Der Tag beginnt wie jeder Zelttag mit einem Häferl-Kaffee. Die Sonne zeigt sich, obwohl die drohend schwarzen Wolken, immer auf Bereitschaft am Himmel mitziehen. Heute kommen fast alle Windrichtungen zum Einsatz, es beginnt mit Rückenwind, später kommt er von links und noch später auf Konfrontationskurs. Mit der Windrichtung ändert sich auch die jeweilige Stimmung. In den besten Momenten gibt es Anflüge vom Gefühl der absoluten Freiheit!

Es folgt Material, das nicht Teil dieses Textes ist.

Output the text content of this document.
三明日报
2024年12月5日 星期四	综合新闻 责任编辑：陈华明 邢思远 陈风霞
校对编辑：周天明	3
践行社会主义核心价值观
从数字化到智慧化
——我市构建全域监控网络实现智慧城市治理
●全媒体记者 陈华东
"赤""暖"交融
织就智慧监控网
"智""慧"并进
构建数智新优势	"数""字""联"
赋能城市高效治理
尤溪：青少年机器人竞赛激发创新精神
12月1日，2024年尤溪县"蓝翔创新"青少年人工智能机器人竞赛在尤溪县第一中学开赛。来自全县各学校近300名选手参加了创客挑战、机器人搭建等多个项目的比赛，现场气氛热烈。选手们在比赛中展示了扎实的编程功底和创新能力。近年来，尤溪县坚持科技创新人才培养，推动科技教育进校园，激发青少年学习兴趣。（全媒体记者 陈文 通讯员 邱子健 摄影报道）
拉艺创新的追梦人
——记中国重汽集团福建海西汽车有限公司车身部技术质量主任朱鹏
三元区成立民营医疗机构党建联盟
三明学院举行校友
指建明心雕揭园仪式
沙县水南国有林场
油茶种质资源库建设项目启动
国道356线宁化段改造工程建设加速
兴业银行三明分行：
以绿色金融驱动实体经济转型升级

Der Downpatrick Head mit seinem gigantischen Brandungspfeiler ist der erste Kick des Tages (Foto). Zu Fuß geht es über eine Gasbuckelpiste zum Klippenrand. Ab Ballycastle verändert sich die Landschaft, die Gegend wird rauer. Es verschwinden die Häuser, es verschwinden die Automobile und es verschwinden auch teilweise die Zäune, die Schafe haben Freigang! Die heutige Endstation ist der Benwee Head, ein einsamer Zipfel am Ende der Insel. Klippen und grüne Hügel soweit das Auge reicht. Am Weg dorthin wenige verstreute Häuser, eine einsame Einkaufsmöglichkeit und ein unsichtbarer Pub. Kein Wegweiser, keine Bierwerbung, kein Garnichts. Beim dritten Anlauf gibt es dann doch noch Internetz und Guiness!